As part of its AI infrastructure, Microsoft is integrating technologies along with its custom processors. The ND MI300X VM series, featuring AMD's MI300X Instinct Accelerators, is now generally available on Azure. This enables cost-efficient AI inferencing for advanced models like GPT-4, supporting various AI supercomputing scenarios from building large models to fine-tuning pre-trained ones.

Microsoft's comprehensive AI infrastructure blends multiple virtual machines and GPUs with diverse silicon options from AMD, NVIDIA, and Microsoft’s Maia AI accelerators. This setup ensures a cost-effective and efficient platform for AI workloads. Users can leverage Microsoft Copilot or develop custom copilot applications on this optimised platform.

The introduction of the Azure Compute Fleet service further extends Microsoft's cloud infrastructure. This new service simplifies the provisioning of Azure compute capacity across different VM types, availability zones, and pricing models. This aims to optimise operational efficiency and enhance compute flexibility and reliability for both AI and general-purpose workloads.
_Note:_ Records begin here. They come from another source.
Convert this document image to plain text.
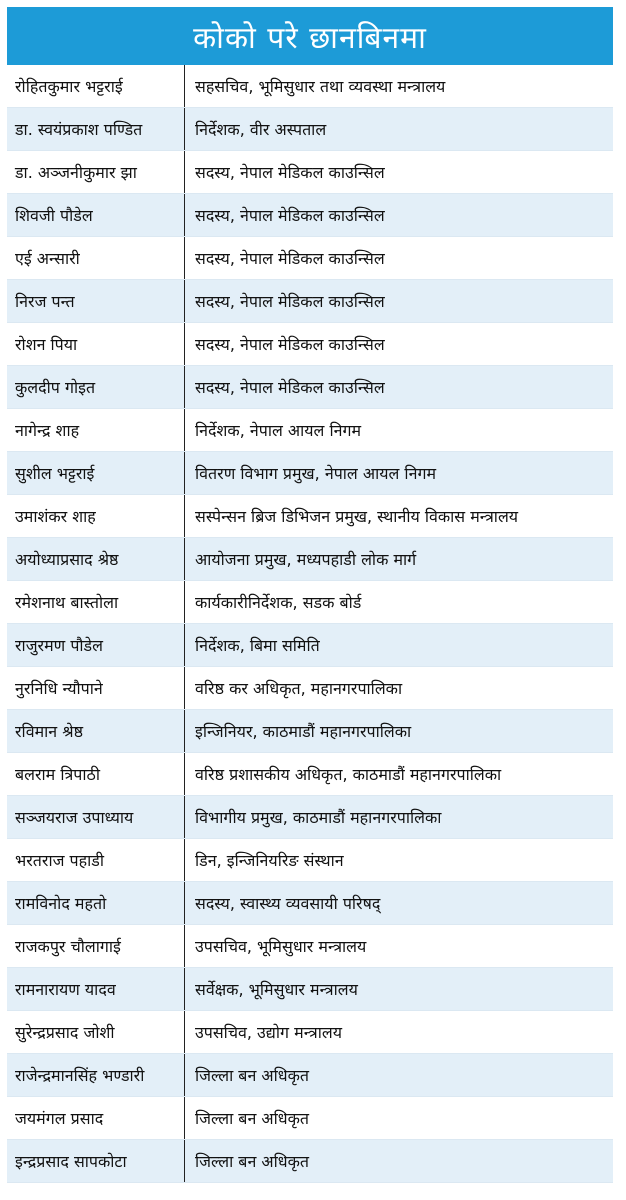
कोको परे छानबिनमा
रोहितकुमार भट्टराई	सहसचिव, भूमिसुधार तथा व्यवस्था मन्त्रालय
डा. स्वयंप्रकाश पण्डित	निर्देशक, वीर अस्पताल
डा. अञ्जनीकुमार झा	सदस्य, नेपाल मेडिकल काउन्सिल
शिवजी पौडेल	सदस्य, नेपाल मेडिकल काउन्सिल
एई अन्सारी	सदस्य, नेपाल मेडिकल काउन्सिल
निरज पन्त	सदस्य, नेपाल मेडिकल काउन्सिल
रोशन पिया	सदस्य, नेपाल मेडिकल काउन्सिल
कुलदीप गोइत	सदस्य, नेपाल मेडिकल काउन्सिल
नागेन्द्र शाह	निर्देशक, नेपाल आयल निगम
सुशील भट्टराई	वितरण विभाग प्रमुख, नेपाल आयल निगम
उमाशंकर शाह	सस्पेन्सन ब्रिज डिभिजन प्रमुख, स्थानीय विकास मन्त्रालय
अयोध्याप्रसाद श्रेष्ठ	आयोजना प्रमुख, मध्यपहाडी लोक मार्ग
रमेशनाथ बास्तोला	कार्यकारीनिर्देशक, सडक बोर्ड
राजुरमण पौडेल	निर्देशक, बिमा समिति
नुरनिधि न्यौपाने	वरिष्ठ कर अधिकृत, महानगरपालिका
रविमान श्रेष्ठ	इन्जिनियर, काठमाडौं महानगरपालिका
बलराम त्रिपाठी	वरिष्ठ प्रशासकीय अधिकृत, काठमाडौं महानगरपालिका
सञ्जयराज उपाध्याय	विभागीय प्रमुख, काठमाडौं महानगरपालिका
भरतराज पहाडी	डिन, इन्जिनियरिङ संस्थान
रामविनोद महतो	सदस्य, स्वास्थ्य व्यवसायी परिषद्
राजकपुर चौलागाई	उपसचिव, भूमिसुधार मन्त्रालय
रामनारायण यादव	सर्वेक्षक, भूमिसुधार मन्त्रालय
सुरेन्द्रप्रसाद जोशी	उपसचिव, उद्योग मन्त्रालय
राजेन्द्रमानसिंह भण्डारी	जिल्ला बन अधिकृत
जयमंगल प्रसाद	जिल्ला बन अधिकृत
इन्द्रप्रसाद सापकोटा	जिल्ला बन अधिकृत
Managing expanding computing estates can be challenging, and Microsoft is addressing this with AI-enhanced central management and security. The company is introducing Microsoft Copilot in Azure, designed to help manage operations across cloud and edge environments efficiently. This AI companion uses natural language processing to assist users with operational queries and recommendations.

Copilot in Azure, now in preview, allows customers to control access across their organisation, aligning with operational standards and security protocols. The tool simplifies database and analytics management by incorporating AI-enhanced features, and it now supports Azure Kubernetes Service (AKS) through straightforward management tasks.

Additionally, Copilot now provides natural language to SQL conversion and self-help for database administration, simplifying tasks for developers and database administrators alike. The introduction of new security enhancements, such as integration with Microsoft Defender for Cloud, helps streamline risk management and code fixes.